Thirty-three information commissioners—a.k.a freedom of information ombudsmen—from 25 countries gathered April 21-23 for the 9th International Conference of Information Commissioners to discuss transparency issues and share successes and challenges. It was a great honor to represent OGIS at the conference, hosted by the Chilean Transparency Council, in Santiago, Chile.
Freedom of information ombudsmen from around the globe met recently in Chile. (NARA Identifier 2581365)
Among the themes of the conference, which coincided with the sixth anniversary of the enactment of Chile’s transparency law, were challenges for universal exercise of the right to access public information and the importance of government and civil society partnerships.
Chilean President Michelle Bachelet opened the conference, noting that transparency provides “democratic legitimacy” and makes “Chile a country where the public and private sectors are no longer under suspicion” of such ills as corruption, whether real or perceived.
President Bachelet noted that just 19 percent of non-government workers in Chile know about the country’s six-year-old right-to-access law. It would be interesting to know the comparative figure for the U.S., particularly given that our law turns 50 next year, old enough to be the grandfather of Chile’s law.
During a presentation, I shared that although OGIS helps hundreds of requesters individually each year, one challenge we face is reaching disadvantaged requesters as groups and connecting with populations who don’t even know about their right to access.
Civil society, can, and often does, play an enormous role in helping disadvantaged populations understand and exercise their right to access. One model, I suggested, is the National Archives and Records Administration’s FOIA Advisory Committee, made up of FOIA experts from both inside and outside the government working to improve the FOIA process. Although not mandated specifically with helping disadvantaged populations such as the poor or the uneducated, cooperation between civil society and government goes a long way toward bettering the process for all.
I left the audience with a question: “How, I wonder, would right of access improve if we taught FOIA to all students—not just journalism and law students—as part of a robust civil education program?”
Information commissioners met separately for a day at the United Nations’ Economic Commission for Latin America and the Caribbean. Four working groups met on topics such as comparative jurisprudence and comparative analysis of transparency policies. I participated in the group examining mediation as a tool to advance the right of access to public information. It was interesting to see that mediation is a key service offered by FOI ombudsmen’s offices around the world.
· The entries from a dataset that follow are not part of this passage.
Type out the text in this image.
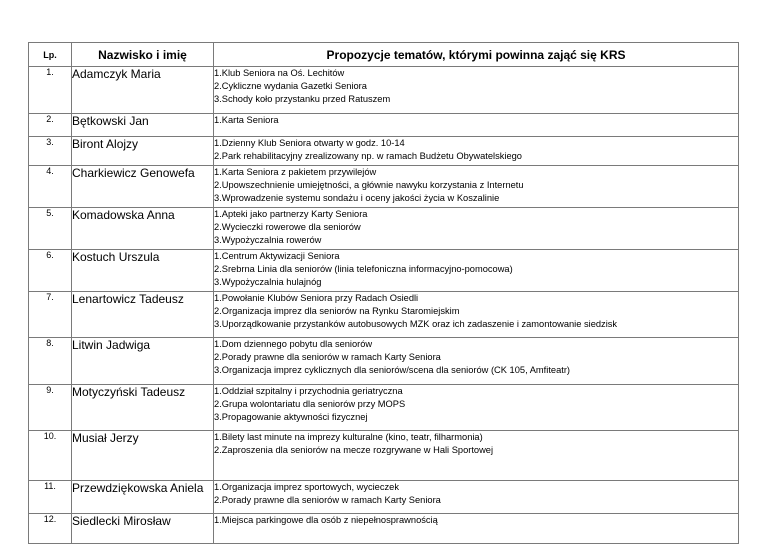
Lp.	Nazwisko i imię	Propozycje tematów, którymi powinna zająć się KRS
1.	Adamczyk Maria	1.Klub Seniora na Oś. Lechitów
2.Cykliczne wydania Gazetki Seniora
3.Schody koło przystanku przed Ratuszem

2.	Bętkowski Jan	1.Karta Seniora

3.	Biront Alojzy	1.Dzienny Klub Seniora otwarty w godz. 10-14
2.Park rehabilitacyjny zrealizowany np. w ramach Budżetu Obywatelskiego

4.	Charkiewicz Genowefa	1.Karta Seniora z pakietem przywilejów
2.Upowszechnienie umiejętności, a głównie nawyku korzystania z Internetu
3.Wprowadzenie systemu sondażu i oceny jakości życia w Koszalinie

5.	Komadowska Anna	1.Apteki jako partnerzy Karty Seniora
2.Wycieczki rowerowe dla seniorów
3.Wypożyczalnia rowerów

6.	Kostuch Urszula	1.Centrum Aktywizacji Seniora
2.Srebrna Linia dla seniorów (linia telefoniczna informacyjno-pomocowa)
3.Wypożyczalnia hulajnóg

7.	Lenartowicz Tadeusz	1.Powołanie Klubów Seniora przy Radach Osiedli
2.Organizacja imprez dla seniorów na Rynku Staromiejskim
3.Uporządkowanie przystanków autobusowych MZK oraz ich zadaszenie i zamontowanie siedzisk

8.	Litwin Jadwiga	1.Dom dziennego pobytu dla seniorów
2.Porady prawne dla seniorów w ramach Karty Seniora
3.Organizacja imprez cyklicznych dla seniorów/scena dla seniorów (CK 105, Amfiteatr)

9.	Motyczyński Tadeusz	1.Oddział szpitalny i przychodnia geriatryczna
2.Grupa wolontariatu dla seniorów przy MOPS
3.Propagowanie aktywności fizycznej

10.	Musiał Jerzy	1.Bilety last minute na imprezy kulturalne (kino, teatr, filharmonia)
2.Zaproszenia dla seniorów na mecze rozgrywane w Hali Sportowej

11.	Przewdziękowska Aniela	1.Organizacja imprez sportowych, wycieczek
2.Porady prawne dla seniorów w ramach Karty Seniora

12.	Siedlecki Mirosław	1.Miejsca parkingowe dla osób z niepełnosprawnością
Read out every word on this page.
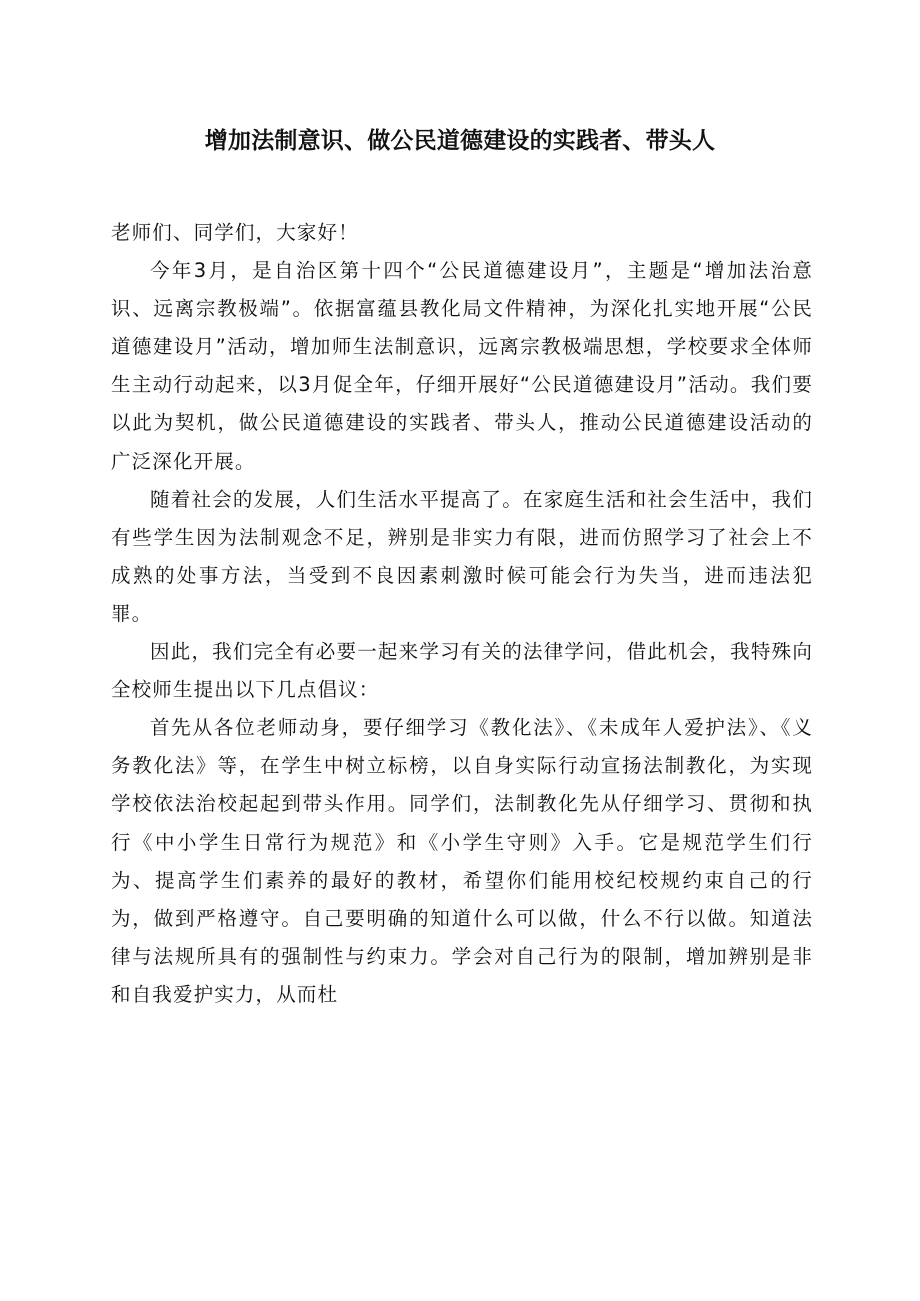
增加法制意识、做公民道德建设的实践者、带头人

老师们、同学们，大家好！

今年3月，是自治区第十四个“公民道德建设月”，主题是“增加法治意识、远离宗教极端”。依据富蕴县教化局文件精神，为深化扎实地开展“公民道德建设月”活动，增加师生法制意识，远离宗教极端思想，学校要求全体师生主动行动起来，以3月促全年，仔细开展好“公民道德建设月”活动。我们要以此为契机，做公民道德建设的实践者、带头人，推动公民道德建设活动的广泛深化开展。

随着社会的发展，人们生活水平提高了。在家庭生活和社会生活中，我们有些学生因为法制观念不足，辨别是非实力有限，进而仿照学习了社会上不成熟的处事方法，当受到不良因素刺激时候可能会行为失当，进而违法犯罪。

因此，我们完全有必要一起来学习有关的法律学问，借此机会，我特殊向全校师生提出以下几点倡议：

首先从各位老师动身，要仔细学习《教化法》、《未成年人爱护法》、《义务教化法》等，在学生中树立标榜，以自身实际行动宣扬法制教化，为实现学校依法治校起起到带头作用。同学们，法制教化先从仔细学习、贯彻和执行《中小学生日常行为规范》和《小学生守则》入手。它是规范学生们行为、提高学生们素养的最好的教材，希望你们能用校纪校规约束自己的行为，做到严格遵守。自己要明确的知道什么可以做，什么不行以做。知道法律与法规所具有的强制性与约束力。学会对自己行为的限制，增加辨别是非和自我爱护实力，从而杜
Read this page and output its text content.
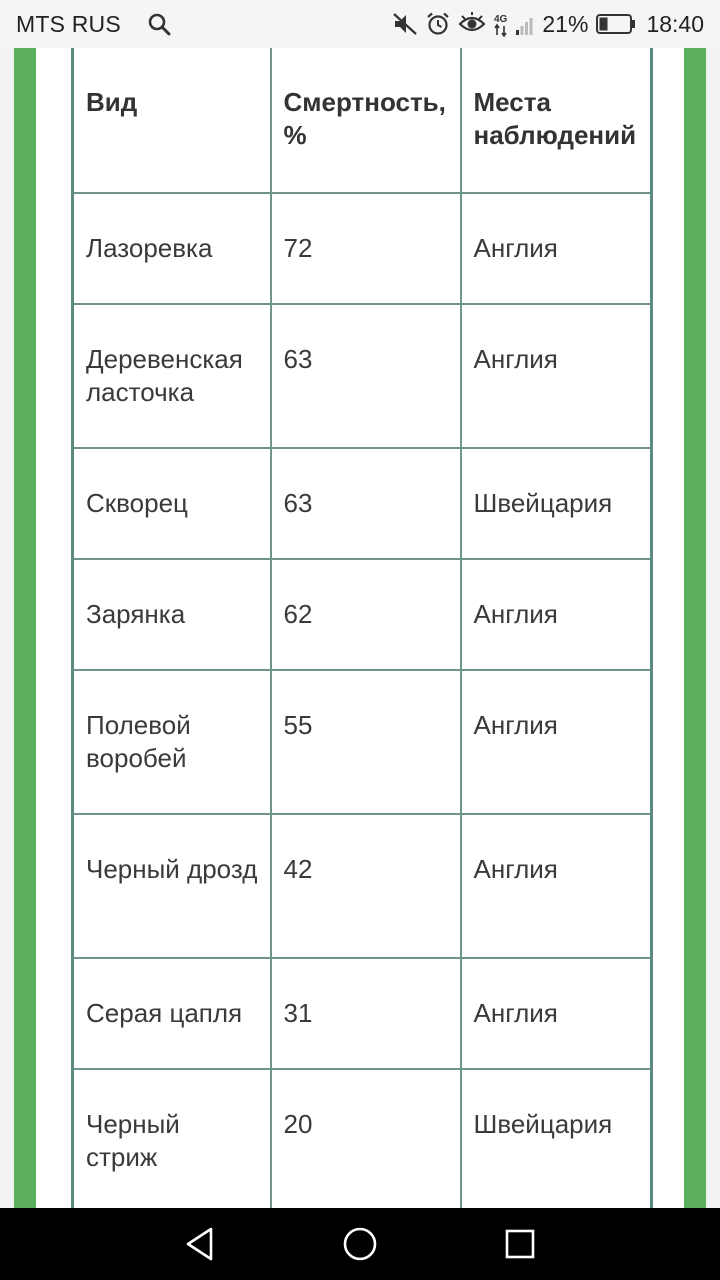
MTS RUS	4G 21%	18:40
Вид	Смертность, %	Места наблюдений
Лазоревка	72	Англия
Деревенская ласточка	63	Англия
Скворец	63	Швейцария
Зарянка	62	Англия
Полевой воробей	55	Англия
Черный дрозд	42	Англия
Серая цапля	31	Англия
Черный стриж	20	Швейцария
Thanks to the help of two excellent translators, our group of about 10 commissioners jumped back and forth between Spanish and English discussing the importance of mediation in helping resolve disputes, ultimately making the FOIA process work better for all—requesters and agencies. Although there were some disagreements and some differences in the way various commissioners’ offices work, our group agreed that
- alternative dispute resolution (ADR) is an important tool for the right to access public information and must be conducted within the framework of that right;
- ADR must allow requesters and agencies to participate in the solution of their own conflict;
- ADR in the framework of right to access information is unique; and
- The ADR process (as opposed to the outcome) must be evaluated.
The group also agreed to share best practices for providing ADR in the context of the right to access public information.
It’s great to have colleagues from around the globe who share OGIS’ commitment to helping the freedom of information process work better for all—requesters and agencies! I returned to the office thinking of new and different ways to approach our work, particularly as our agency assessment program grows.